Ironically enough, Chen’s co-host Sheryl Underwood also found herself in a bit of a double controversy both on Twitter and on black-oriented media, especially sites geared towards natural haircare, a week earlier. She appeared to mock Lil’ Kim’s heavily augmented and altered appearance by retweeting comments from other Twitter users about the rapper’s appearance. In the same week, when discussing Heidi Klum’s habit of saving her biracial children’s hair after haircuts, she quipped, “OK, I’m sorry, but why would you save afro hair? You can’t weave afro hair. You never see us at the hair place going ‘Look, here, what I need here is, I need those curly, nappy beads.’ That just seems nasty.”

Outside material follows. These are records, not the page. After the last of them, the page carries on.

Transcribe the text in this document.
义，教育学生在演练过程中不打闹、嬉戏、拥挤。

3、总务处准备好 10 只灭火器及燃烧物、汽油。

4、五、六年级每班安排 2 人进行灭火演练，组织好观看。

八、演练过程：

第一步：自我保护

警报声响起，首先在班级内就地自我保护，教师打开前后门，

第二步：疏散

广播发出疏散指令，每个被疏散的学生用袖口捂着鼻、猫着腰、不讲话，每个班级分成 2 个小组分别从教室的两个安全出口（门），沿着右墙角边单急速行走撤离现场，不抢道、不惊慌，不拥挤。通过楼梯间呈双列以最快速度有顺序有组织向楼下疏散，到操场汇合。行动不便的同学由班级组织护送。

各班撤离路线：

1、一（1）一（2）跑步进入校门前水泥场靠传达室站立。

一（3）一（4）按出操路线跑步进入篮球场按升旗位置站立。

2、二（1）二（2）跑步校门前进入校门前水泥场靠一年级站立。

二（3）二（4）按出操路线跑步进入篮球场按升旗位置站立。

When Sara Gilbert tried to add some levity to the situation by admitting she saves her children’s hair, Underwood interjected saying, “Which is probably some beautiful, long, silky stuff.”
For both of her transgressions, the responses, mostly via Twitter and on various Internet outlets were roughly the same.
“You shouldn’t be criticizing anybody’s looks, when you look a gorilla”
“Do you even have any hair under that wig?”
So basically, the way to “punish” a woman for espousing The Western Beauty Standard is to point out the fact that she doesn’t fit The Western Beauty Standard?
Both of these situations and the reactions of the general public illustrate a harsh and complicated reality for women of color when it comes to beauty standards. To be an attractive woman of color in the public eye is a constant battle between 4 standards:
1. The Western Standard of Beauty – This one is pretty well known by now.
2. What The Majority Thinks That People of Your Ethnicity Should Look Like – “[insert race/ethnicity] women usually don’t have X or Y like that!”
3. The Standards of Beauty in Your Particular Culture/Ethnic Group – “our women look better with X or Y”
4. What Your Particular Ethnic Group Thinks is the Best Representation of Their Beauty -“she’s too light, she’s too dark, she’s too skinny, she’s too fat, why couldn’t they have gotten a more attractive [insert race/ethnic group here] girl?”
To meet the threshold you can never be “too” – “too ethnic”, “too dark”,“too curvy”, “too tall”, or worst of all, “too fake”. To be “too fake” is to tell a secret. To be “too fake” is to expose the colorism, ethnocentrism, and various other “-isms” that women of color have to deal with. To be “too fake” is to express a desire to be something other than what you are, which makes everyone who has had a hand in pushing the Western Beauty Standard in some way, very uncomfortable.
You must be fair-skinned, but tight-lipped about colorism. Your nose must look a certain way, but we’d better not find any “before” photos of you. Your hair must be natural but not nappy. Your body and other features must be slightly atypical for women of your race or ethnic group, but these attributes must appear natural at all times, regardless of whether they actually are. If you are a person of color in any shade of brown, you must be able to control the lighting, flash, and post-production work done on any pictures of you, lest you be accused of inciting self-hatred, causing little brown girls to hate themselves, and inciting record sales of skin bleach.
When you fail to keep a secret by confessing or expressing a desire to fit one of the four Standards, people will come down on you with a mixture of shame and pity, all while mocking those who dared to cross the threshold. When those who dare to cross the threshold finally break and speak out about the various “-isms’ they’ve experienced in their lifetime, remember to pat them on the pack for being “honest, real and natural” while simultaneously upholding the beauty and value of women who look nothing like them.